Developer Commu... · Sep 6, 2019

The article is considered as InterSystems Data Platform Best Practice.

Anil Kumar Agrawal · Sep 1, 2020

Assumption here is that the Timestamps and IDs are in the same order, in that case you don't need the order by clause in the where.

SELECT ID, TS, Data FROM TSOrder
WHERE ID >= (SELECT TOP 1 ID FROM TSOrder WHERE TS >='2016-07-01 00:00:00.00000')
AND ID <= (SELECT TOP 1 ID FROM TSOrder WHERE TS >='2016-07-01 23:59:59.999999')
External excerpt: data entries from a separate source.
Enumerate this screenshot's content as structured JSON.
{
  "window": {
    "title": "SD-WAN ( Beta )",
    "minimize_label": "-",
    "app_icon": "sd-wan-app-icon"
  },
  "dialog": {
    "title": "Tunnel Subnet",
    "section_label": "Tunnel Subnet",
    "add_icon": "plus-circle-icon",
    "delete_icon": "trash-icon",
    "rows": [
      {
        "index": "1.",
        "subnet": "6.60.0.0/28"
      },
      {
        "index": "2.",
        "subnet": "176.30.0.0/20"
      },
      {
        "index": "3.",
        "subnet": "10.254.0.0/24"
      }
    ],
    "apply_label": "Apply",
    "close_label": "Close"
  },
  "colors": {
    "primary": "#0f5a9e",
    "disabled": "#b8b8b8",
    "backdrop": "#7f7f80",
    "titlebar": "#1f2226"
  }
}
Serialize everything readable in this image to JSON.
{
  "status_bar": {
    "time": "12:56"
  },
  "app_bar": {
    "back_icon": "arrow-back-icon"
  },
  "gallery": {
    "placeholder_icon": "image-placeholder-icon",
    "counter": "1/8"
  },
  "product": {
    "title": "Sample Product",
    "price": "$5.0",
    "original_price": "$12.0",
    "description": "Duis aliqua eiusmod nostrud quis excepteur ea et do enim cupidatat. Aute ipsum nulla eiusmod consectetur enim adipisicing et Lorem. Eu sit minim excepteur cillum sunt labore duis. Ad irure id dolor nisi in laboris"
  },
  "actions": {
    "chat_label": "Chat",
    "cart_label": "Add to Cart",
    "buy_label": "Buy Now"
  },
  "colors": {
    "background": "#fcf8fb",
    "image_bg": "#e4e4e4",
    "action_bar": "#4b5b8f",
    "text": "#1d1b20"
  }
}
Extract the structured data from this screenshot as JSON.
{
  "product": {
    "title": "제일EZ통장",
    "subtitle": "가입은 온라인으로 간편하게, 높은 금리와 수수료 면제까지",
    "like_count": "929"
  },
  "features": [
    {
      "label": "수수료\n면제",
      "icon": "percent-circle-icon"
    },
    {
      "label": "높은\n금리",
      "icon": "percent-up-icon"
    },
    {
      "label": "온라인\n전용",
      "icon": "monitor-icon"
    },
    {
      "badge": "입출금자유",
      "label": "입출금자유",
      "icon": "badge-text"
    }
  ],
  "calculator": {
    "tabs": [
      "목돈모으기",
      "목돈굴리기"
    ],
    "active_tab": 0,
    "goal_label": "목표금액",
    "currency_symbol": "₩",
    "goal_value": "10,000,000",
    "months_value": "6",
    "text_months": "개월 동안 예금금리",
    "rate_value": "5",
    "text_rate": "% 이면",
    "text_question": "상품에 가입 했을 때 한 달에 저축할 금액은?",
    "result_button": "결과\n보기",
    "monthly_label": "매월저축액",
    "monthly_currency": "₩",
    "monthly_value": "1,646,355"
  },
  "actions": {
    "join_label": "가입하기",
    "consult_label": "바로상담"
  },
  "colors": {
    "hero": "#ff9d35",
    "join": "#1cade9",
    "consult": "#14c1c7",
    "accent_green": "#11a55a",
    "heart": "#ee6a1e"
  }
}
John Bevan Jan 9, 2023 to Anil Kumar Agrawal

The purpose of the `order by` in the subqueries is to ensure you get the right ID back - otherwise you'll get any ID that matches the criteria. Alternatively you could change the query to use `MIN(ID)` / `MAX(ID)` instead of `TOP 1 ID`; then you can drop the `order by` clause (that may be faster too for older SQL versions... looking at the current version it seems SQL generates the same query plan for both, so the engine's spotted this optimisation interally).

There are risks with this approach though - say you introduce an additional filter, you'd need to include that on both your main query and your sub queries to ensure things match up.

Additionally, you rely on the ID and Date always being in sync... Sometimes even if that should be true, it's not (e.g. maybe someone's imported data from another system, keeping the dates from the original system; but without updating all of the IDs, because they're just IDs and should have no functional meaning)... Now your assumption's wrong, and you've got a really hard to trace bug for anyone unaware of this trick.

A cleaner approach may be to create an index over your date column (with additional columns in there if they're also used in the query). The additional overhead of an index will generally be pretty minimal; especially if it's only on the date field, so new rows will always be added on the end. The benefit will be significant when you're doing simple `>=`, `<=` or `between` type operations. You may even find it performs better, as whilst the ID is typically the clustered index (and so lives in the same file as the table's data), this custom index can be put on seperate storage (i.e. a separate file to the table's data), so may have less contention / better performance.